Once I reentered the academic world at University of Oregon, I set one of Reggie’s manuscripts as my project in a graphic design class, with the full intention of sending him the finished work to use as he saw fit once completed. I still have most of it stashed away, just never felt it lived up to what I’d hoped it would be. Some really did suck, but not everything. Looking at the pieces now, the rendering that could have been done so much easier digitally now, yet looks so cool layered up with acetate and transparency, scratch to place designer text, designer tape, bleed markers, all that analogue old school layout goodness, wherein the ambition of my project goals forced me to learn and learn more until I had some basic sensibilities about composition and legibility. 
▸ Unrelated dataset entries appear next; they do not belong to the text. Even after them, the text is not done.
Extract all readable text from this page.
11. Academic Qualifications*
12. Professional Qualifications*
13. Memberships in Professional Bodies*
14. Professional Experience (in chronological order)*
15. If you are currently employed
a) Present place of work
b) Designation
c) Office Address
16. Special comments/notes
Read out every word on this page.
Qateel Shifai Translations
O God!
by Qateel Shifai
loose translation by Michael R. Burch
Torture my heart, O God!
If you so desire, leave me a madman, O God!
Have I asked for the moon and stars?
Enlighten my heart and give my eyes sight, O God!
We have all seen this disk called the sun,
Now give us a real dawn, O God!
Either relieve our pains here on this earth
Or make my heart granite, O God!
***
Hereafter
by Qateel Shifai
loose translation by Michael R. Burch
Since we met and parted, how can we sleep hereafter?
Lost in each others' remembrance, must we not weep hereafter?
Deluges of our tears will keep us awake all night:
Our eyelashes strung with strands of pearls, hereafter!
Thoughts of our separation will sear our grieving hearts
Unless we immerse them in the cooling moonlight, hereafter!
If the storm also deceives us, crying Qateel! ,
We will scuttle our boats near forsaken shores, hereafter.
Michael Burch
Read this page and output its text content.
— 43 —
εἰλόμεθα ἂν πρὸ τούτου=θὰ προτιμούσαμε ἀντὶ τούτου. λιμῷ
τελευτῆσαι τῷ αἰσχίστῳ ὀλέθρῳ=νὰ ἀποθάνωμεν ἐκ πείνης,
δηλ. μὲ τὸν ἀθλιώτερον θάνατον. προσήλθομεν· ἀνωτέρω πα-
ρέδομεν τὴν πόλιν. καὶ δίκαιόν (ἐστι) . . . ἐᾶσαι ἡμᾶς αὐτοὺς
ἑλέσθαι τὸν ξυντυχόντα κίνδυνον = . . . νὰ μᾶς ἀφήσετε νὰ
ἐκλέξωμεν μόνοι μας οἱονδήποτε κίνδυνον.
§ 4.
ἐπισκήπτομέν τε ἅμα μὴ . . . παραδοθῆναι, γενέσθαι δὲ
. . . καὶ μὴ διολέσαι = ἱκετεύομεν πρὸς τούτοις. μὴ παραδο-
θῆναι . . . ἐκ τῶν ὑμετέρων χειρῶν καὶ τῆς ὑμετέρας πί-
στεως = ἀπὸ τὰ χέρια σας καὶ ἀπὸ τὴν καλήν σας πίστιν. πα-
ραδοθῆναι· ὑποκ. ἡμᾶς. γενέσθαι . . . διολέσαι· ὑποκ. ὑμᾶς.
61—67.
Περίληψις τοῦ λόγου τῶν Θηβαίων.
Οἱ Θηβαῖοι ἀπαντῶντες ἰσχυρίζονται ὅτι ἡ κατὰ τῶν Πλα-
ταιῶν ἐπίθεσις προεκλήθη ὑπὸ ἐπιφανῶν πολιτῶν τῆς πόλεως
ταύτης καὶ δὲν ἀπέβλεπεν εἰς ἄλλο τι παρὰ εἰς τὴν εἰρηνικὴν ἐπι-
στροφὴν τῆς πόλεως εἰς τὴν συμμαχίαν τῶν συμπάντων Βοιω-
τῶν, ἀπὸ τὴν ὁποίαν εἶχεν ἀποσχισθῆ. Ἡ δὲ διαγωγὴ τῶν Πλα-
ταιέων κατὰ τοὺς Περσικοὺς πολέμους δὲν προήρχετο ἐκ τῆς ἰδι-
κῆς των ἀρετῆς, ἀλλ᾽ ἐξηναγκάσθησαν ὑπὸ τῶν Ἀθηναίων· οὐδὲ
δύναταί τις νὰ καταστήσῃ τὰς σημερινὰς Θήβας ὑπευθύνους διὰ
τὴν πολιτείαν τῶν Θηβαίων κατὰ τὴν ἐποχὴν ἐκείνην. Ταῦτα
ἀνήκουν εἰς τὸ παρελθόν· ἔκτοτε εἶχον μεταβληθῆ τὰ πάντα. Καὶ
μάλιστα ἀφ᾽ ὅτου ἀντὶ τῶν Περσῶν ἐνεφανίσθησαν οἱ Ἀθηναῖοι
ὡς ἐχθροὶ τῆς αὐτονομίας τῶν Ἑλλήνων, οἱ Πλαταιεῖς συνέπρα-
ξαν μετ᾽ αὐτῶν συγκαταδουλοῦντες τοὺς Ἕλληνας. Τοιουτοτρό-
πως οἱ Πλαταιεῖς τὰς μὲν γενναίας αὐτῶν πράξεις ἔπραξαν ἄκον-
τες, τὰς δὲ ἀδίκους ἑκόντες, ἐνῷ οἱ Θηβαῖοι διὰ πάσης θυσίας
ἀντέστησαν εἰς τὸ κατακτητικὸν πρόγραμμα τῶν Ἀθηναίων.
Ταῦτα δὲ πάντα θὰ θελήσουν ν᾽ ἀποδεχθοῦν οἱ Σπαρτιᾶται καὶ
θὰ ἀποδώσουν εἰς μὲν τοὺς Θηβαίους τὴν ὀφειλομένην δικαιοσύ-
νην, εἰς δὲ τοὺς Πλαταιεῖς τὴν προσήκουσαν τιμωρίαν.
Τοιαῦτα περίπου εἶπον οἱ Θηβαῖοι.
The lessons learned on that project helped set up foundations of the aesthetic and compositional aspects of my professional design efforts for games and otherwise every since. Meaning the bar set by the quality of Reggie’s manuscript forced me to level up from troglodyte and luddite to an amateur aspect of aesthetically able-bodied. Not an auteur yet, not by a long stretch, not really even one now since I refuse to watch TED talks since it’s what all the cool kids are doing, meaning, like U2, when it’s mainstream enough all the enviable new choice car at 16 suburban kids spout off about it, I tune out. I’m not being fair to TED, it’s a cool thing and I’ll get over myself and check it out more sometime soon. Still not listening to U2 though.

So, as part of my aesthetic retrospective, and in the spirit of choosing that staggering scale Sopparo all those years ago, this cheers is for you Reggie, all your many manuscripts and ideas, all of which should be published to an unsuspecting world, because they really are that good.

I mean, look at me, I made all this art, and a load more besides, and I was too chicken to ever send it to you. That self-defeating solitude accomplished nothing. About time I shared some of this stuff, in context, and fully credited. 

Reggie, sir. Your turn. Those stories of yours need to come out to play.